If he has been paying the premiums, is here legally and on a TWP, then I can see no reason why he shouldn't/cannot claim benefits. If he has the appropriate documentation from the employer then he should make application.


----------



## Praz (Jan 12, 2010)

Just a question, I am kind going to go to the same shoe here. I will soon get a lay off, while I am in work permit. I have been paying the EI for the last 23 months. So are you getting the EI? Thank you


----------



## JGK (Dec 12, 2009)

I was working in Ontario for just over a year on a work permit and was laid off. If you have paid enough EI contributions you will qualify.
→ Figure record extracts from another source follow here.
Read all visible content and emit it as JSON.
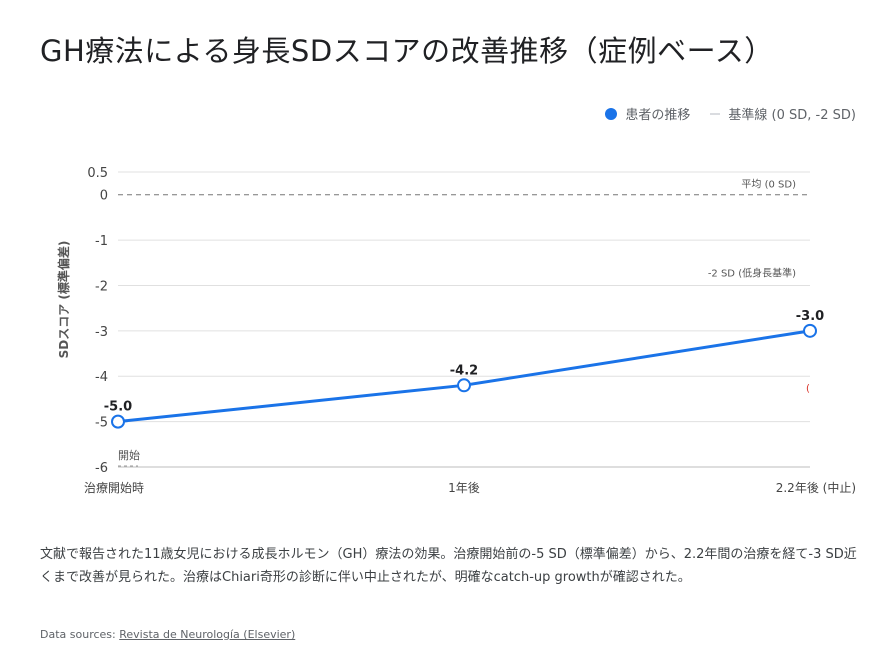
{
  "title": "GH療法による身長SDスコアの改善推移（症例ベース）",
  "legend": [
    {
      "label": "患者の推移",
      "color": "#1a73e8"
    },
    {
      "label": "基準線 (0 SD, -2 SD)",
      "color": "#dadce0"
    }
  ],
  "chart_data": {
    "type": "line",
    "categories": [
      "治療開始時",
      "1年後",
      "2.2年後 (中止)"
    ],
    "series": [
      {
        "name": "患者の推移",
        "values": [
          -5.0,
          -4.2,
          -3.0
        ],
        "labels": [
          "-5.0",
          "-4.2",
          "-3.0"
        ],
        "color": "#1a73e8"
      }
    ],
    "ylabel": "SDスコア (標準偏差)",
    "ylim": [
      -6,
      0.5
    ],
    "yticks": [
      0.5,
      0,
      -1,
      -2,
      -3,
      -4,
      -5,
      -6
    ],
    "ytick_labels": [
      "0.5",
      "0",
      "-1",
      "-2",
      "-3",
      "-4",
      "-5",
      "-6"
    ],
    "grid": true,
    "legend_position": "top-right",
    "reference_lines": [
      {
        "value": 0,
        "label": "平均 (0 SD)",
        "style": "dashed"
      },
      {
        "value": -2,
        "label": "-2 SD (低身長基準)",
        "style": "solid"
      }
    ],
    "annotations": [
      {
        "label": "開始",
        "x": "治療開始時"
      },
      {
        "label": "(",
        "color": "#d93025"
      }
    ]
  },
  "description": "文献で報告された11歳女児における成長ホルモン（GH）療法の効果。治療開始前の-5 SD（標準偏差）から、2.2年間の治療を経て-3 SD近くまで改善が見られた。治療はChiari奇形の診断に伴い中止されたが、明確なcatch-up growthが確認された。",
  "source": {
    "prefix": "Data sources: ",
    "link": "Revista de Neurología (Elsevier)"
  }
}
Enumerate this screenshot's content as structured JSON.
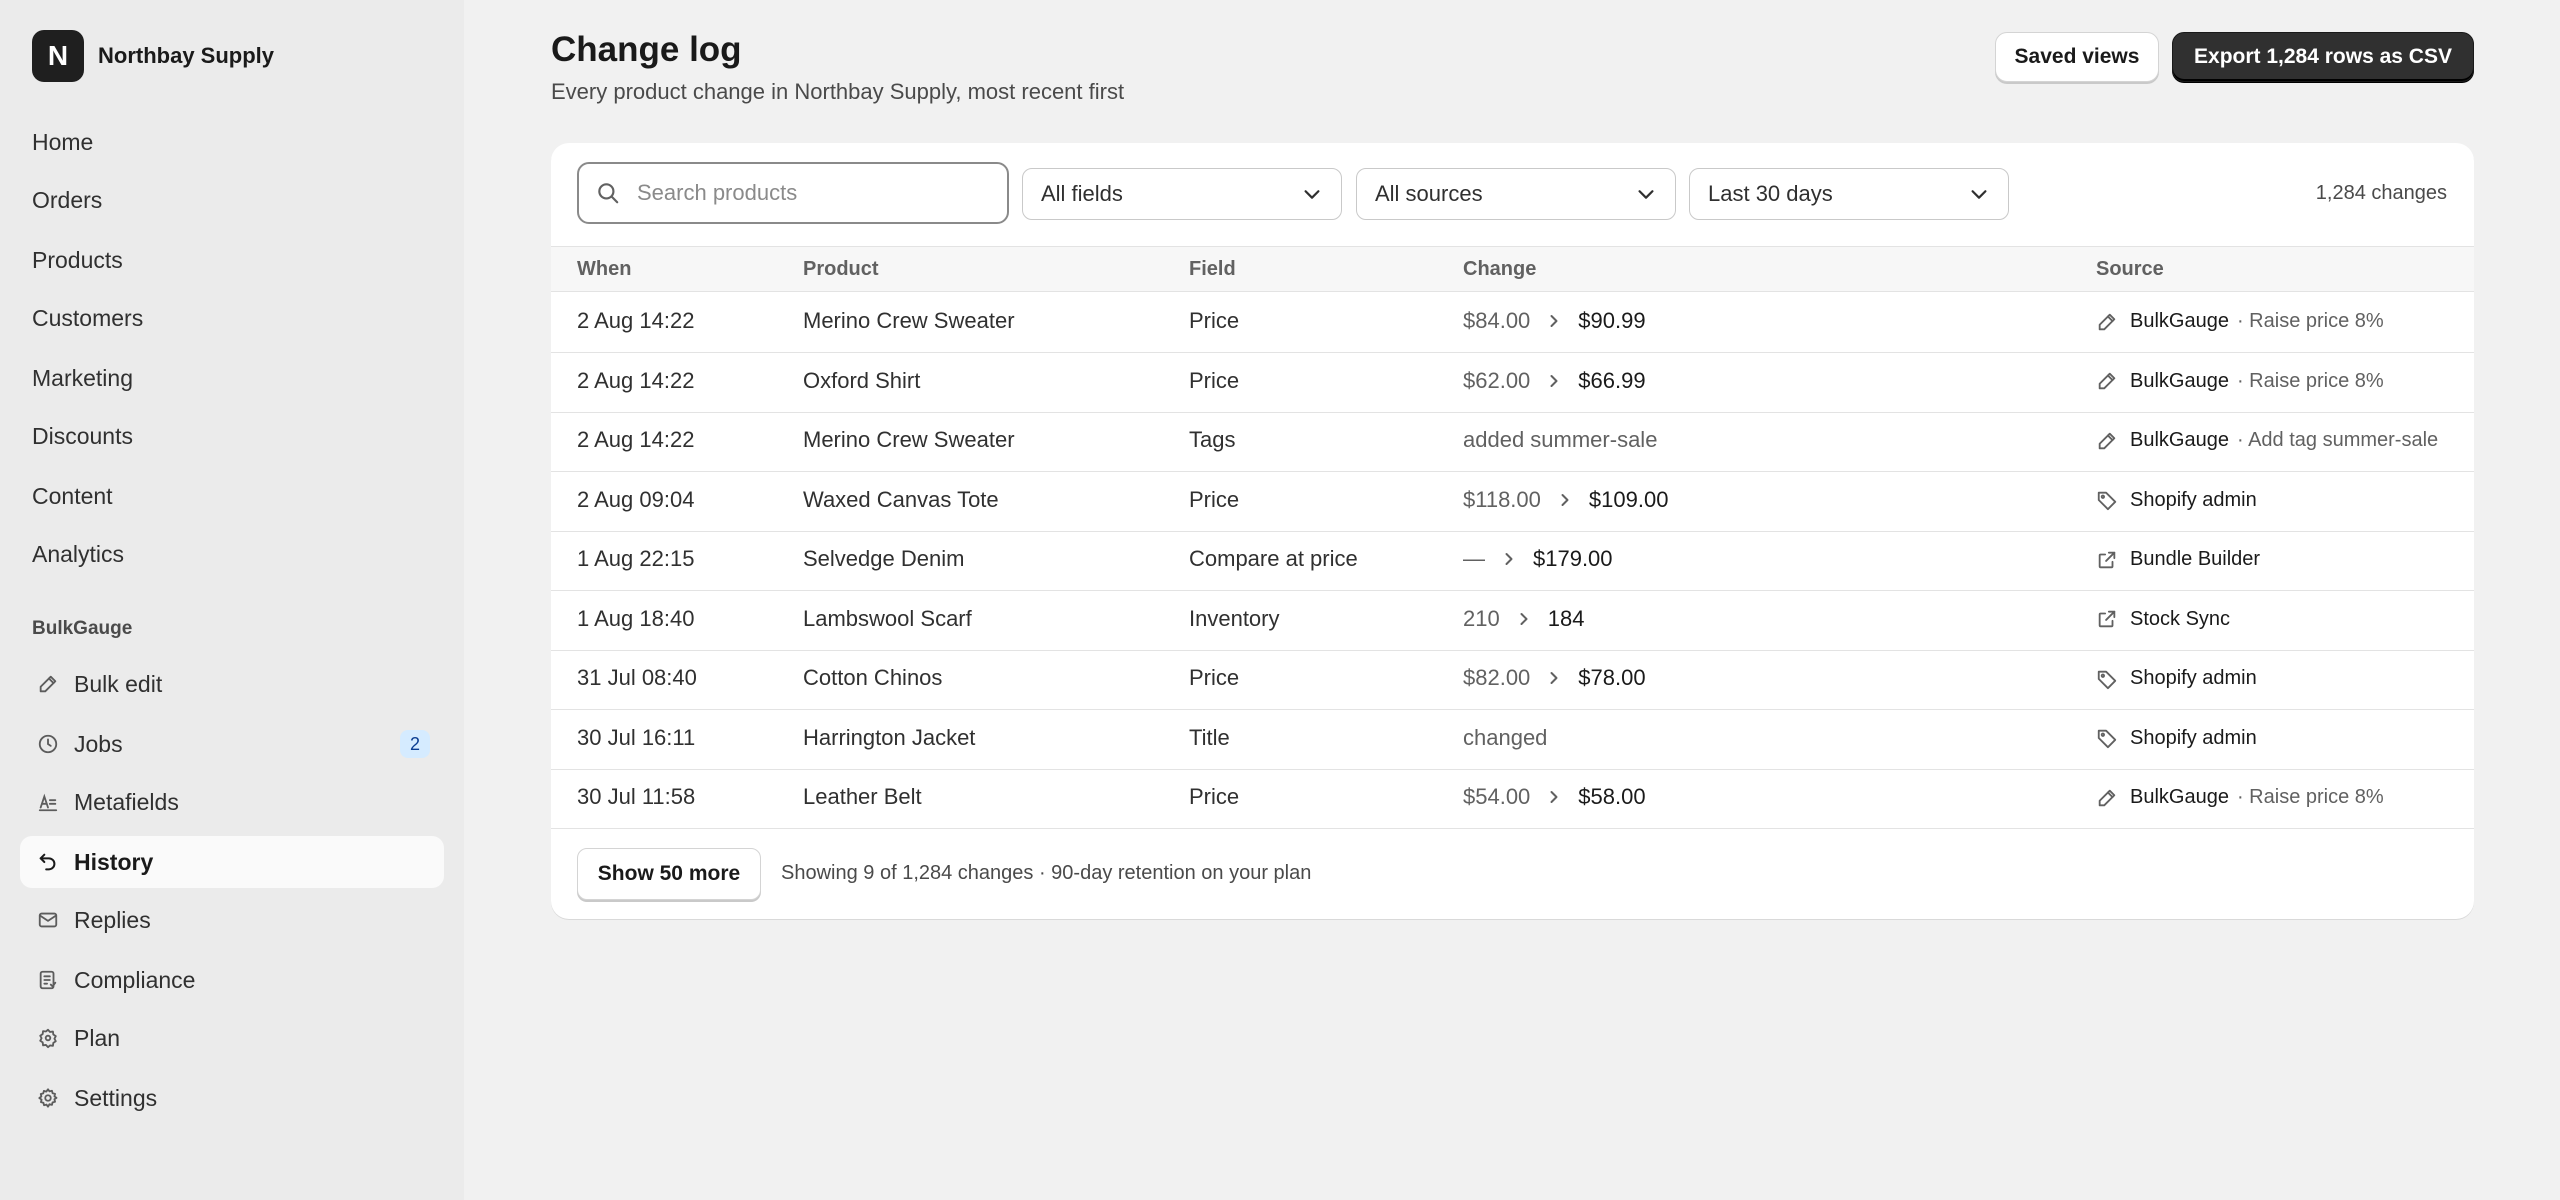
{
  "store": {
    "initial": "N",
    "name": "Northbay Supply"
  },
  "nav": {
    "main": [
      "Home",
      "Orders",
      "Products",
      "Customers",
      "Marketing",
      "Discounts",
      "Content",
      "Analytics"
    ],
    "app_section": "BulkGauge",
    "app_items": [
      {
        "label": "Bulk edit",
        "icon": "pencil-icon"
      },
      {
        "label": "Jobs",
        "icon": "clock-icon",
        "badge": "2"
      },
      {
        "label": "Metafields",
        "icon": "metafields-icon"
      },
      {
        "label": "History",
        "icon": "undo-icon",
        "active": true
      },
      {
        "label": "Replies",
        "icon": "mail-icon"
      },
      {
        "label": "Compliance",
        "icon": "checklist-icon"
      },
      {
        "label": "Plan",
        "icon": "plan-icon"
      },
      {
        "label": "Settings",
        "icon": "gear-icon"
      }
    ]
  },
  "header": {
    "title": "Change log",
    "subtitle": "Every product change in Northbay Supply, most recent first",
    "saved_views_label": "Saved views",
    "export_label": "Export 1,284 rows as CSV"
  },
  "filters": {
    "search_placeholder": "Search products",
    "field_select": "All fields",
    "source_select": "All sources",
    "date_select": "Last 30 days",
    "count": "1,284 changes"
  },
  "table": {
    "columns": [
      "When",
      "Product",
      "Field",
      "Change",
      "Source"
    ],
    "rows": [
      {
        "when": "2 Aug 14:22",
        "product": "Merino Crew Sweater",
        "field": "Price",
        "old": "$84.00",
        "new": "$90.99",
        "source": "BulkGauge",
        "source_icon": "pencil-icon",
        "note": "· Raise price 8%"
      },
      {
        "when": "2 Aug 14:22",
        "product": "Oxford Shirt",
        "field": "Price",
        "old": "$62.00",
        "new": "$66.99",
        "source": "BulkGauge",
        "source_icon": "pencil-icon",
        "note": "· Raise price 8%"
      },
      {
        "when": "2 Aug 14:22",
        "product": "Merino Crew Sweater",
        "field": "Tags",
        "text": "added summer-sale",
        "source": "BulkGauge",
        "source_icon": "pencil-icon",
        "note": "· Add tag summer-sale",
        "truncate": true
      },
      {
        "when": "2 Aug 09:04",
        "product": "Waxed Canvas Tote",
        "field": "Price",
        "old": "$118.00",
        "new": "$109.00",
        "source": "Shopify admin",
        "source_icon": "tag-icon"
      },
      {
        "when": "1 Aug 22:15",
        "product": "Selvedge Denim",
        "field": "Compare at price",
        "old": "—",
        "new": "$179.00",
        "source": "Bundle Builder",
        "source_icon": "external-link-icon"
      },
      {
        "when": "1 Aug 18:40",
        "product": "Lambswool Scarf",
        "field": "Inventory",
        "old": "210",
        "new": "184",
        "source": "Stock Sync",
        "source_icon": "external-link-icon"
      },
      {
        "when": "31 Jul 08:40",
        "product": "Cotton Chinos",
        "field": "Price",
        "old": "$82.00",
        "new": "$78.00",
        "source": "Shopify admin",
        "source_icon": "tag-icon"
      },
      {
        "when": "30 Jul 16:11",
        "product": "Harrington Jacket",
        "field": "Title",
        "text": "changed",
        "source": "Shopify admin",
        "source_icon": "tag-icon"
      },
      {
        "when": "30 Jul 11:58",
        "product": "Leather Belt",
        "field": "Price",
        "old": "$54.00",
        "new": "$58.00",
        "source": "BulkGauge",
        "source_icon": "pencil-icon",
        "note": "· Raise price 8%"
      }
    ]
  },
  "footer": {
    "more_label": "Show 50 more",
    "note": "Showing 9 of 1,284 changes · 90-day retention on your plan"
  }
}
Just go through the application process.

My WP only qualified me to work for the employer who shut down and initially the EI were going to disallow my claim as they thought I was "technically" not available for work. However their own website has examples of similar cases where this view was not upheld. I pointed this out to them and my claim was accepted.

I had to get a new job offer, then a positive job offer review from service Canada, then apply for a new work permit. It took nearly 4 months from getting the initial offer from the employer to starting work though.


----------